Maine in autumn can be the most colorfully exhilarating place on earth. But it can also be brutal. When the leaves are in full splendor they are truly awe-inspiring. And when one of those Nor’easters come swooping in off the Atlantic you are suddenly unable to stay warm and dry. Chilled to the bone is an understatement—chilled to the marrow would be more accurate. The fall of 1977 was starting off with mild, mostly sunny weather and easy driving.
I decided to stick fairly close to the I-95 corridor heading downeast, since it traversed nine of Maine’s sixteen counties. Several had interesting and unique names, probably adapted from local tribes: Sagadahoc, Kennebec, Piscataquis, Penobscot, and Aroostook. Others were more typical English and New England monikers: York, Cumberland, Oxford, Knox, Somerset, Waldo, Hancock, Lincoln, and Washington.

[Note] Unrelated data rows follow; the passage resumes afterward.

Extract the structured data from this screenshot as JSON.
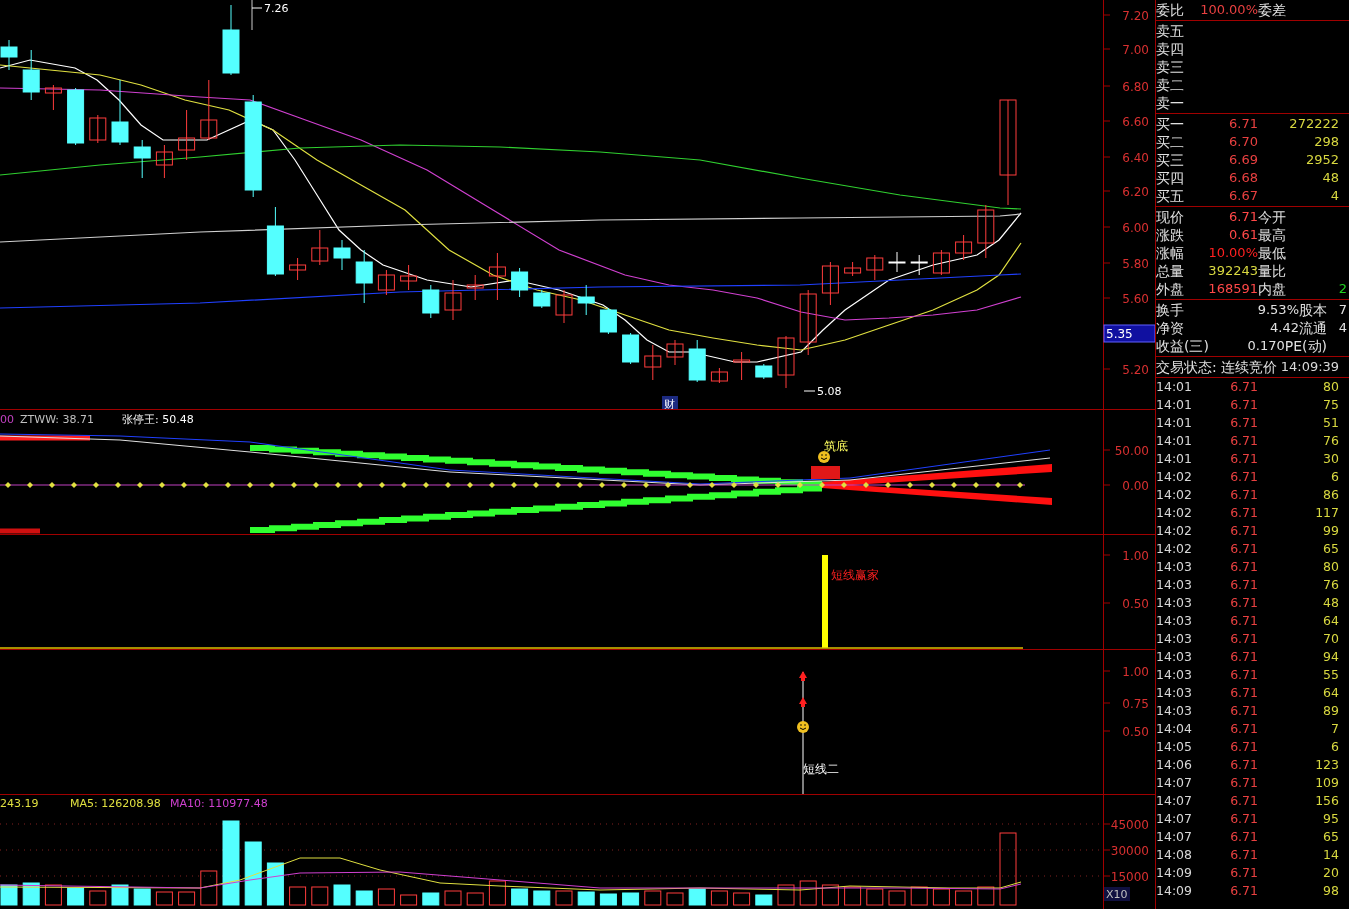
{
  "main_chart": {
    "price_axis": [
      "7.20",
      "7.00",
      "6.80",
      "6.60",
      "6.40",
      "6.20",
      "6.00",
      "5.80",
      "5.60",
      "5.20"
    ],
    "high_marker": "7.26",
    "low_marker": "5.08",
    "event_badge": "财",
    "current_price_tag": "5.35"
  },
  "indicator_1": {
    "legend": [
      {
        "text": "00",
        "color": "#c040c0"
      },
      {
        "text": "ZTWW: 38.71",
        "color": "#c0c0c0"
      },
      {
        "text": "张停王: 50.48",
        "color": "#ffffff"
      }
    ],
    "axis": [
      "50.00",
      "0.00"
    ],
    "signal": "筑底"
  },
  "indicator_2": {
    "axis": [
      "1.00",
      "0.50"
    ],
    "signal": "短线赢家"
  },
  "indicator_3": {
    "axis": [
      "1.00",
      "0.75",
      "0.50"
    ],
    "signal": "短线二"
  },
  "volume": {
    "legend": [
      {
        "text": "243.19",
        "color": "#e0e040"
      },
      {
        "text": "MA5: 126208.98",
        "color": "#e0e040"
      },
      {
        "text": "MA10: 110977.48",
        "color": "#d040d0"
      }
    ],
    "axis": [
      "45000",
      "30000",
      "15000"
    ],
    "scale": "X10"
  },
  "quote": {
    "ratio_row": {
      "label": "委比",
      "value": "100.00%",
      "label_2": "委差"
    },
    "asks": [
      {
        "label": "卖五"
      },
      {
        "label": "卖四"
      },
      {
        "label": "卖三"
      },
      {
        "label": "卖二"
      },
      {
        "label": "卖一"
      }
    ],
    "bids": [
      {
        "label": "买一",
        "price": "6.71",
        "volume": "272222"
      },
      {
        "label": "买二",
        "price": "6.70",
        "volume": "298"
      },
      {
        "label": "买三",
        "price": "6.69",
        "volume": "2952"
      },
      {
        "label": "买四",
        "price": "6.68",
        "volume": "48"
      },
      {
        "label": "买五",
        "price": "6.67",
        "volume": "4"
      }
    ],
    "stats": [
      {
        "label": "现价",
        "value": "6.71",
        "color": "#ff4848",
        "label_2": "今开"
      },
      {
        "label": "涨跌",
        "value": "0.61",
        "color": "#ff4848",
        "label_2": "最高"
      },
      {
        "label": "涨幅",
        "value": "10.00%",
        "color": "#ff2020",
        "label_2": "最低"
      },
      {
        "label": "总量",
        "value": "392243",
        "color": "#d8d840",
        "label_2": "量比"
      },
      {
        "label": "外盘",
        "value": "168591",
        "color": "#ff4848",
        "label_2": "内盘",
        "value_2": {
          "text": "2",
          "color": "#20d020"
        }
      }
    ],
    "stats_2": [
      {
        "label": "换手",
        "value": "9.53%",
        "label_2": "股本",
        "value_2": "7"
      },
      {
        "label": "净资",
        "value": "4.42",
        "label_2": "流通",
        "value_2": "4"
      },
      {
        "label": "收益(三)",
        "value": "0.170",
        "label_2": "PE(动)"
      }
    ],
    "status": {
      "label": "交易状态:",
      "value": "连续竞价",
      "time": "14:09:39"
    },
    "ticks": [
      {
        "time": "14:01",
        "price": "6.71",
        "volume": "80"
      },
      {
        "time": "14:01",
        "price": "6.71",
        "volume": "75"
      },
      {
        "time": "14:01",
        "price": "6.71",
        "volume": "51"
      },
      {
        "time": "14:01",
        "price": "6.71",
        "volume": "76"
      },
      {
        "time": "14:01",
        "price": "6.71",
        "volume": "30"
      },
      {
        "time": "14:02",
        "price": "6.71",
        "volume": "6"
      },
      {
        "time": "14:02",
        "price": "6.71",
        "volume": "86"
      },
      {
        "time": "14:02",
        "price": "6.71",
        "volume": "117"
      },
      {
        "time": "14:02",
        "price": "6.71",
        "volume": "99"
      },
      {
        "time": "14:02",
        "price": "6.71",
        "volume": "65"
      },
      {
        "time": "14:03",
        "price": "6.71",
        "volume": "80"
      },
      {
        "time": "14:03",
        "price": "6.71",
        "volume": "76"
      },
      {
        "time": "14:03",
        "price": "6.71",
        "volume": "48"
      },
      {
        "time": "14:03",
        "price": "6.71",
        "volume": "64"
      },
      {
        "time": "14:03",
        "price": "6.71",
        "volume": "70"
      },
      {
        "time": "14:03",
        "price": "6.71",
        "volume": "94"
      },
      {
        "time": "14:03",
        "price": "6.71",
        "volume": "55"
      },
      {
        "time": "14:03",
        "price": "6.71",
        "volume": "64"
      },
      {
        "time": "14:03",
        "price": "6.71",
        "volume": "89"
      },
      {
        "time": "14:04",
        "price": "6.71",
        "volume": "7"
      },
      {
        "time": "14:05",
        "price": "6.71",
        "volume": "6"
      },
      {
        "time": "14:06",
        "price": "6.71",
        "volume": "123"
      },
      {
        "time": "14:07",
        "price": "6.71",
        "volume": "109"
      },
      {
        "time": "14:07",
        "price": "6.71",
        "volume": "156"
      },
      {
        "time": "14:07",
        "price": "6.71",
        "volume": "95"
      },
      {
        "time": "14:07",
        "price": "6.71",
        "volume": "65"
      },
      {
        "time": "14:08",
        "price": "6.71",
        "volume": "14"
      },
      {
        "time": "14:09",
        "price": "6.71",
        "volume": "20"
      },
      {
        "time": "14:09",
        "price": "6.71",
        "volume": "98"
      }
    ]
  }
}
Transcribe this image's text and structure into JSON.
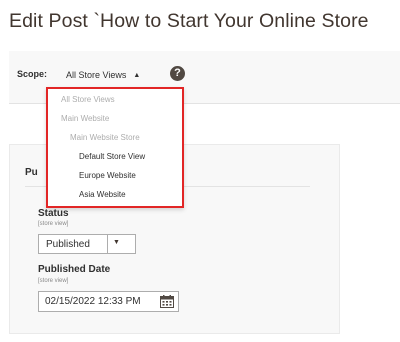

I would drive a ways on the Interstate until I saw an interesting sign for a town not too far off the highway. Some of the towns had unfamiliar names as well: Kennebunkport, Bucksport, Skowhegan, Bangor, and Machias.
Bucksport, Maine Machias, Maine
One of my early visits was to Damariscotta-Newcastle, a quaint little burg right on the coast that depended on the summer tourist trade.
I happened to stop by the local newspaper office to see what I could learn about the town. The Damariscotta Town Crier was a weekly. Sam, the owner and publisher, was in and to my delight, took the time to listen to my story about Town Meeting 76. Sam was a New Yorker who had bought the paper about 5 years earlier, so was considered almost as much a newcomer as I was. But Sam was looking for a way to build community awareness and participation. He agreed after spending an hour with me to have the newspaper sponsor the meeting. We had a date set before I left his office and I had met with 3 or 4 town leaders and got their OK as well.
I was only at the end of my first week on the Maine Town Meeting circuit and I had 2 of my 16 on the schedule. Life was good. Maine was cooperating. I headed back to Boston for a weekend of celebration, R & R, sharing what was working and what wasn’t, and planning for the next victorious week.